Although he may attack the media now, Campbell was held in high regard by those with whom he worked as a journalist at the Mirror. Former colleagues recall him as extremely driven and ambitious. "A really good tabloid hack," remembered one. Legend has it that, as a young reporter, he would go to the pub for the early editions, and then phone the night editor if his stories weren't given sufficient prominence, displaying early signs of the obsessive streak that would later emerge in Downing Street. Nor did he lack confidence. As one former colleague recalled: "He is the only journalist ever to tell me to my face that he thought he was a better writer than me."
After a career pitting his wits first for and then against the media, Campbell claims that he now rarely watches television news or reads papers, and insists that he has no interest in his media profile. "I don't know how much coverage it will get, not much," he said of his lecture, dismissively. "I really don't think the media is interested in having the debate." But no sooner had we sat down than he was on his BlackBerry, finding out how his speech was being reported. Old habits die hard. He showed The Guardian's coverage to a young, female journalist sitting opposite him, and she began reading aloud. "OK, OK, don't read all of it!" he protested.

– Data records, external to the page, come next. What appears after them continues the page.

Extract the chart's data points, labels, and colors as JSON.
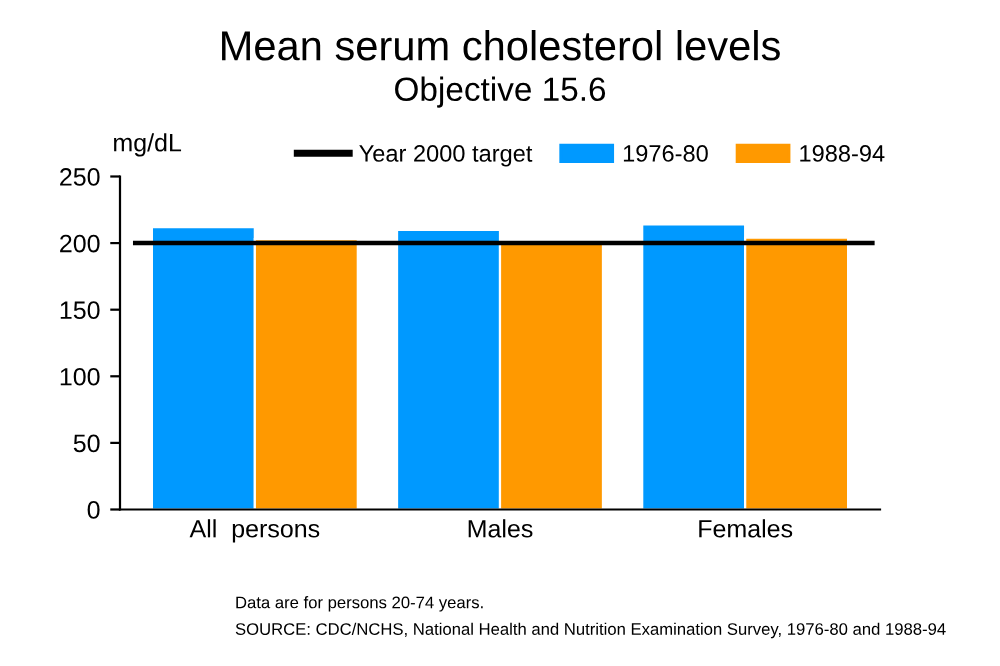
{
  "chart_data": {
    "type": "bar",
    "title": "Mean serum cholesterol levels",
    "subtitle": "Objective 15.6",
    "ylabel": "mg/dL",
    "categories": [
      "All  persons",
      "Males",
      "Females"
    ],
    "series": [
      {
        "name": "1976-80",
        "color": "#0099ff",
        "values": [
          212,
          210,
          214
        ]
      },
      {
        "name": "1988-94",
        "color": "#ff9900",
        "values": [
          203,
          201,
          204
        ]
      }
    ],
    "ylim": [
      0,
      250
    ],
    "yticks": [
      0,
      50,
      100,
      150,
      200,
      250
    ],
    "grid": false,
    "legend": "top",
    "ref_lines": [
      {
        "axis": "y",
        "value": 200,
        "label": "Year 2000 target",
        "color": "#000000",
        "line_style": "solid"
      }
    ],
    "annotations": [
      "Data are for persons 20-74 years.",
      "SOURCE: CDC/NCHS, National Health and Nutrition Examination Survey, 1976-80 and 1988-94"
    ]
  }
}
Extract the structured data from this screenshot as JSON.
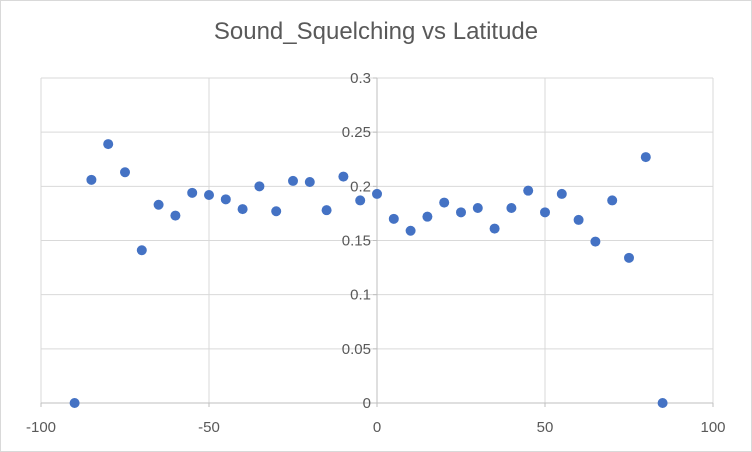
{
  "chart_data": {
    "type": "scatter",
    "title": "Sound_Squelching  vs Latitude",
    "xlabel": "",
    "ylabel": "",
    "xlim": [
      -100,
      100
    ],
    "ylim": [
      0,
      0.3
    ],
    "x_ticks": [
      "-100",
      "-50",
      "0",
      "50",
      "100"
    ],
    "y_ticks": [
      "0",
      "0.05",
      "0.1",
      "0.15",
      "0.2",
      "0.25",
      "0.3"
    ],
    "grid": true,
    "legend": "none",
    "marker_color": "#4472c4",
    "series": [
      {
        "x": [
          -90,
          -85,
          -80,
          -75,
          -70,
          -65,
          -60,
          -55,
          -50,
          -45,
          -40,
          -35,
          -30,
          -25,
          -20,
          -15,
          -10,
          -5,
          0,
          5,
          10,
          15,
          20,
          25,
          30,
          35,
          40,
          45,
          50,
          55,
          60,
          65,
          70,
          75,
          80,
          85
        ],
        "values": [
          0,
          0.206,
          0.239,
          0.213,
          0.141,
          0.183,
          0.173,
          0.194,
          0.192,
          0.188,
          0.179,
          0.2,
          0.177,
          0.205,
          0.204,
          0.178,
          0.209,
          0.187,
          0.193,
          0.17,
          0.159,
          0.172,
          0.185,
          0.176,
          0.18,
          0.161,
          0.18,
          0.196,
          0.176,
          0.193,
          0.169,
          0.149,
          0.187,
          0.134,
          0.227,
          0
        ]
      }
    ]
  }
}
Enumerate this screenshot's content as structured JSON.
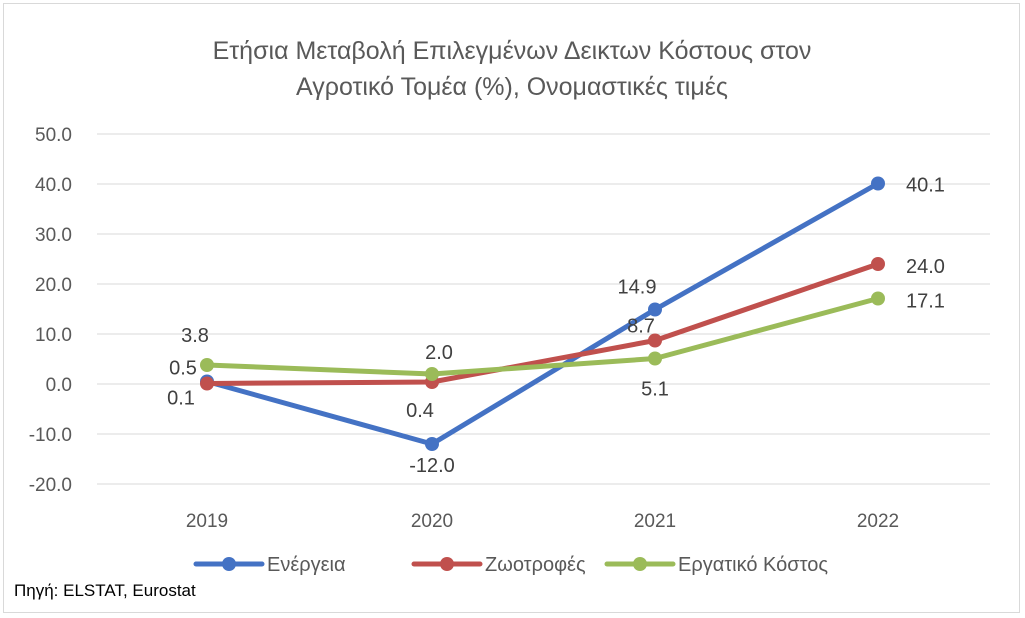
{
  "chart_data": {
    "type": "line",
    "title": "Ετήσια Μεταβολή Επιλεγμένων Δεικτων Κόστους στον Αγροτικό Τομέα (%), Ονομαστικές τιμές",
    "title_lines": [
      "Ετήσια Μεταβολή Επιλεγμένων Δεικτων Κόστους στον",
      "Αγροτικό Τομέα (%), Ονομαστικές τιμές"
    ],
    "categories": [
      "2019",
      "2020",
      "2021",
      "2022"
    ],
    "ylim": [
      -20,
      50
    ],
    "yticks": [
      -20,
      -10,
      0,
      10,
      20,
      30,
      40,
      50
    ],
    "ytick_labels": [
      "-20.0",
      "-10.0",
      "0.0",
      "10.0",
      "20.0",
      "30.0",
      "40.0",
      "50.0"
    ],
    "grid": true,
    "legend_position": "bottom",
    "series": [
      {
        "name": "Ενέργεια",
        "color": "#4472c4",
        "values": [
          0.5,
          -12.0,
          14.9,
          40.1
        ],
        "labels": [
          "0.5",
          "-12.0",
          "14.9",
          "40.1"
        ]
      },
      {
        "name": "Ζωοτροφές",
        "color": "#c0504d",
        "values": [
          0.1,
          0.4,
          8.7,
          24.0
        ],
        "labels": [
          "0.1",
          "0.4",
          "8.7",
          "24.0"
        ]
      },
      {
        "name": "Εργατικό Κόστος",
        "color": "#9bbb59",
        "values": [
          3.8,
          2.0,
          5.1,
          17.1
        ],
        "labels": [
          "3.8",
          "2.0",
          "5.1",
          "17.1"
        ]
      }
    ]
  },
  "source": "Πηγή: ELSTAT, Eurostat"
}
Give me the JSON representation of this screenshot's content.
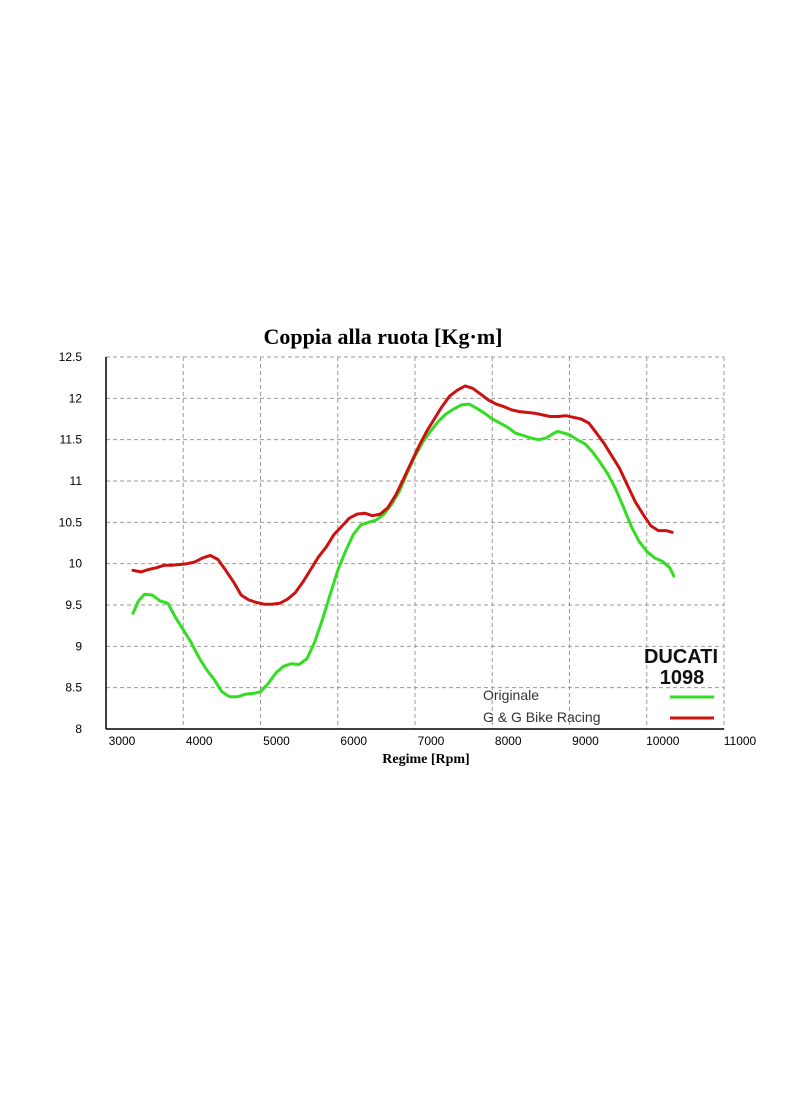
{
  "chart_data": {
    "type": "line",
    "title": "Coppia alla ruota [Kg·m]",
    "xlabel": "Regime [Rpm]",
    "ylabel": "",
    "xlim": [
      3000,
      11000
    ],
    "ylim": [
      8,
      12.5
    ],
    "x_ticks": [
      3000,
      4000,
      5000,
      6000,
      7000,
      8000,
      9000,
      10000,
      11000
    ],
    "y_ticks": [
      8,
      8.5,
      9,
      9.5,
      10,
      10.5,
      11,
      11.5,
      12,
      12.5
    ],
    "y_tick_labels": [
      "8",
      "8.5",
      "9",
      "9.5",
      "10",
      "10.5",
      "11",
      "11.5",
      "12",
      "12.5"
    ],
    "grid": true,
    "legend_position": "bottom-right",
    "annotation": [
      "DUCATI",
      "1098"
    ],
    "series": [
      {
        "name": "Originale",
        "color": "#33dd22",
        "points": [
          [
            3350,
            9.4
          ],
          [
            3420,
            9.55
          ],
          [
            3500,
            9.63
          ],
          [
            3600,
            9.62
          ],
          [
            3700,
            9.55
          ],
          [
            3800,
            9.52
          ],
          [
            3900,
            9.35
          ],
          [
            4000,
            9.2
          ],
          [
            4100,
            9.05
          ],
          [
            4200,
            8.87
          ],
          [
            4300,
            8.72
          ],
          [
            4400,
            8.6
          ],
          [
            4500,
            8.45
          ],
          [
            4600,
            8.39
          ],
          [
            4700,
            8.39
          ],
          [
            4800,
            8.42
          ],
          [
            4900,
            8.43
          ],
          [
            5000,
            8.45
          ],
          [
            5100,
            8.55
          ],
          [
            5200,
            8.68
          ],
          [
            5300,
            8.76
          ],
          [
            5400,
            8.79
          ],
          [
            5500,
            8.78
          ],
          [
            5600,
            8.85
          ],
          [
            5700,
            9.05
          ],
          [
            5800,
            9.32
          ],
          [
            5900,
            9.62
          ],
          [
            6000,
            9.92
          ],
          [
            6100,
            10.15
          ],
          [
            6200,
            10.35
          ],
          [
            6300,
            10.47
          ],
          [
            6400,
            10.5
          ],
          [
            6500,
            10.53
          ],
          [
            6600,
            10.6
          ],
          [
            6700,
            10.72
          ],
          [
            6800,
            10.88
          ],
          [
            6900,
            11.1
          ],
          [
            7000,
            11.3
          ],
          [
            7100,
            11.47
          ],
          [
            7200,
            11.6
          ],
          [
            7300,
            11.72
          ],
          [
            7400,
            11.81
          ],
          [
            7500,
            11.87
          ],
          [
            7600,
            11.92
          ],
          [
            7700,
            11.93
          ],
          [
            7800,
            11.88
          ],
          [
            7900,
            11.82
          ],
          [
            8000,
            11.75
          ],
          [
            8100,
            11.7
          ],
          [
            8200,
            11.65
          ],
          [
            8300,
            11.58
          ],
          [
            8400,
            11.55
          ],
          [
            8500,
            11.52
          ],
          [
            8600,
            11.5
          ],
          [
            8700,
            11.52
          ],
          [
            8800,
            11.58
          ],
          [
            8850,
            11.6
          ],
          [
            9000,
            11.56
          ],
          [
            9100,
            11.5
          ],
          [
            9200,
            11.45
          ],
          [
            9300,
            11.35
          ],
          [
            9400,
            11.22
          ],
          [
            9500,
            11.08
          ],
          [
            9600,
            10.9
          ],
          [
            9700,
            10.68
          ],
          [
            9800,
            10.45
          ],
          [
            9900,
            10.27
          ],
          [
            10000,
            10.15
          ],
          [
            10100,
            10.07
          ],
          [
            10200,
            10.03
          ],
          [
            10300,
            9.95
          ],
          [
            10350,
            9.85
          ]
        ]
      },
      {
        "name": "G & G Bike Racing",
        "color": "#cc1111",
        "points": [
          [
            3350,
            9.92
          ],
          [
            3450,
            9.9
          ],
          [
            3550,
            9.93
          ],
          [
            3650,
            9.95
          ],
          [
            3750,
            9.98
          ],
          [
            3850,
            9.98
          ],
          [
            3950,
            9.99
          ],
          [
            4050,
            10.0
          ],
          [
            4150,
            10.02
          ],
          [
            4250,
            10.07
          ],
          [
            4350,
            10.1
          ],
          [
            4450,
            10.05
          ],
          [
            4550,
            9.92
          ],
          [
            4650,
            9.78
          ],
          [
            4750,
            9.62
          ],
          [
            4850,
            9.56
          ],
          [
            4950,
            9.53
          ],
          [
            5050,
            9.51
          ],
          [
            5150,
            9.51
          ],
          [
            5250,
            9.52
          ],
          [
            5350,
            9.57
          ],
          [
            5450,
            9.65
          ],
          [
            5550,
            9.78
          ],
          [
            5650,
            9.93
          ],
          [
            5750,
            10.08
          ],
          [
            5850,
            10.2
          ],
          [
            5950,
            10.35
          ],
          [
            6050,
            10.45
          ],
          [
            6150,
            10.55
          ],
          [
            6250,
            10.6
          ],
          [
            6350,
            10.61
          ],
          [
            6450,
            10.58
          ],
          [
            6550,
            10.6
          ],
          [
            6650,
            10.68
          ],
          [
            6750,
            10.83
          ],
          [
            6850,
            11.02
          ],
          [
            6950,
            11.22
          ],
          [
            7050,
            11.42
          ],
          [
            7150,
            11.6
          ],
          [
            7250,
            11.75
          ],
          [
            7350,
            11.9
          ],
          [
            7450,
            12.03
          ],
          [
            7550,
            12.1
          ],
          [
            7650,
            12.15
          ],
          [
            7750,
            12.12
          ],
          [
            7850,
            12.05
          ],
          [
            7950,
            11.98
          ],
          [
            8050,
            11.93
          ],
          [
            8150,
            11.9
          ],
          [
            8250,
            11.86
          ],
          [
            8350,
            11.84
          ],
          [
            8450,
            11.83
          ],
          [
            8550,
            11.82
          ],
          [
            8650,
            11.8
          ],
          [
            8750,
            11.78
          ],
          [
            8850,
            11.78
          ],
          [
            8950,
            11.79
          ],
          [
            9050,
            11.77
          ],
          [
            9150,
            11.75
          ],
          [
            9250,
            11.7
          ],
          [
            9350,
            11.58
          ],
          [
            9450,
            11.45
          ],
          [
            9550,
            11.3
          ],
          [
            9650,
            11.15
          ],
          [
            9750,
            10.95
          ],
          [
            9850,
            10.75
          ],
          [
            9950,
            10.6
          ],
          [
            10050,
            10.46
          ],
          [
            10150,
            10.4
          ],
          [
            10250,
            10.4
          ],
          [
            10330,
            10.38
          ]
        ]
      }
    ]
  }
}
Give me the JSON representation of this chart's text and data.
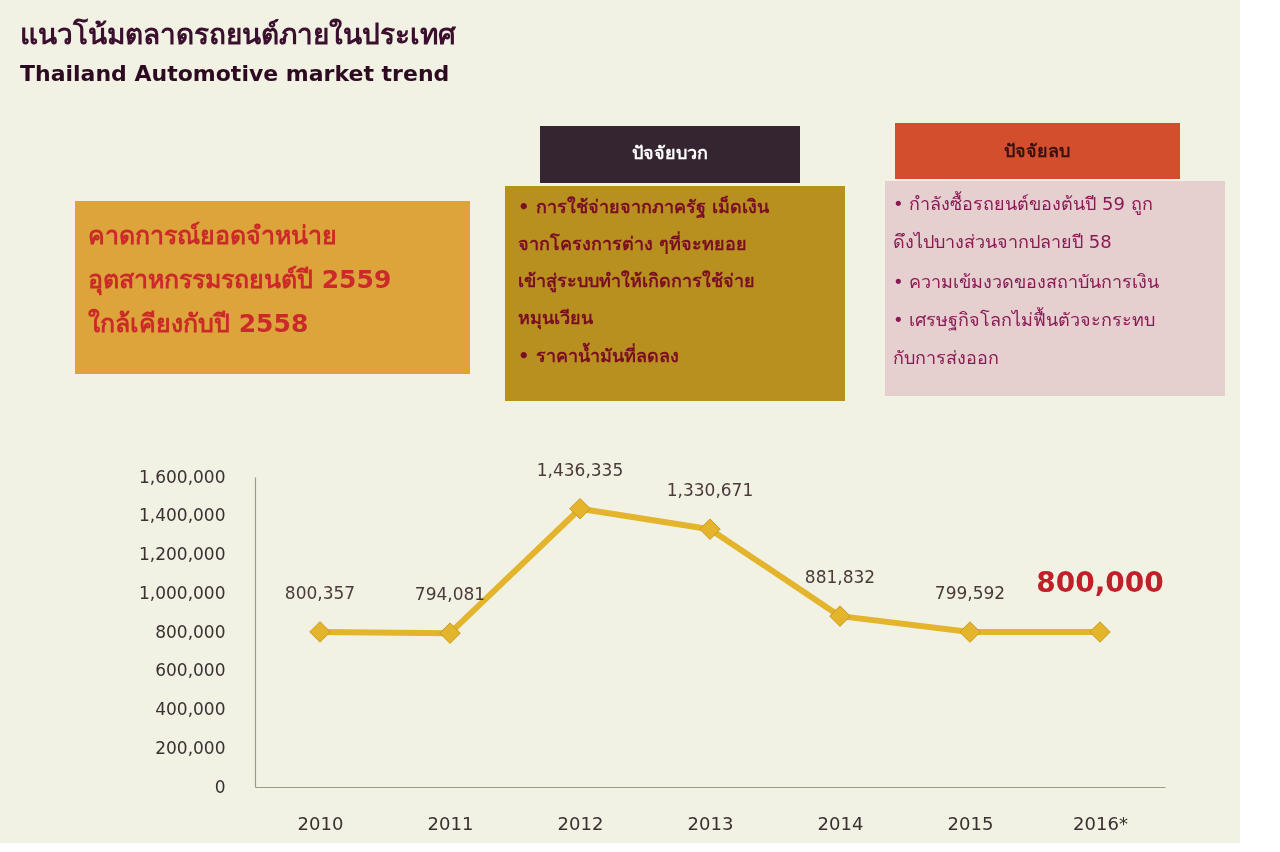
{
  "chart_data": {
    "type": "line",
    "title": "แนวโน้มตลาดรถยนต์ภายในประเทศ",
    "subtitle": "Thailand Automotive market trend",
    "annotations": [
      "คาดการณ์ยอดจำหน่าย\nอุตสาหกรรมรถยนต์ปี 2559\nใกล้เคียงกับปี 2558",
      "ปัจจัยบวก",
      "• การใช้จ่ายจากภาครัฐ เม็ดเงิน\nจากโครงการต่าง ๆที่จะทยอย\nเข้าสู่ระบบทำให้เกิดการใช้จ่าย\nหมุนเวียน",
      "• ราคาน้ำมันที่ลดลง",
      "ปัจจัยลบ",
      "• กำลังซื้อรถยนต์ของต้นปี 59 ถูก\nดึงไปบางส่วนจากปลายปี 58",
      "• ความเข้มงวดของสถาบันการเงิน",
      "• เศรษฐกิจโลกไม่ฟื้นตัวจะกระทบ\nกับการส่งออก",
      {
        "text": "800,000",
        "x": "2016*",
        "y": 800000
      }
    ],
    "categories": [
      "2010",
      "2011",
      "2012",
      "2013",
      "2014",
      "2015",
      "2016*"
    ],
    "values": [
      800357,
      794081,
      1436335,
      1330671,
      881832,
      799592,
      800000
    ],
    "color": "#e3b42c",
    "value_labels": [
      "800,357",
      "794,081",
      "1,436,335",
      "1,330,671",
      "881,832",
      "799,592",
      null
    ],
    "ylim": [
      0,
      1600000
    ],
    "yticks": [
      0,
      {
        "value": 200000,
        "label": "200,000"
      },
      {
        "value": 400000,
        "label": "400,000"
      },
      {
        "value": 600000,
        "label": "600,000"
      },
      {
        "value": 800000,
        "label": "800,000"
      },
      {
        "value": 1000000,
        "label": "1,000,000"
      },
      {
        "value": 1200000,
        "label": "1,200,000"
      },
      {
        "value": 1400000,
        "label": "1,400,000"
      },
      {
        "value": 1600000,
        "label": "1,600,000"
      }
    ],
    "grid": false,
    "marker": "diamond",
    "line_style": "solid"
  }
}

In fact, Campbell's speech received wide coverage in the media. True, some diarists lent weight to his argument that there is too much attention paid to the trivial by choosing to concentrate on the revelations of the "huge file of invites" he receives to appear on celebrity and reality TV programmes, including, he said, "Celebrity Big Brother, I'm a Celebrity... Get Me Out of Here!, celebrity Come Dancing, and celebrity ice-skating [sic]". He added that his favourite request was being asked to go to the US, "have medical treatment to turn me into a black man", and then "make a film exposing racism in the Deep South". However, his lecture was also given attention on news and comment pages.
While Campbell is right about the need for a debate on the relationship between politics and the media, is he the right man to start it? In his post-Downing Street incarnation, just as when he was a young reporter on the Mirror or media manager at No 10, his greatest grievance against the media appears to be its continuing inability to do exactly what he demands of it.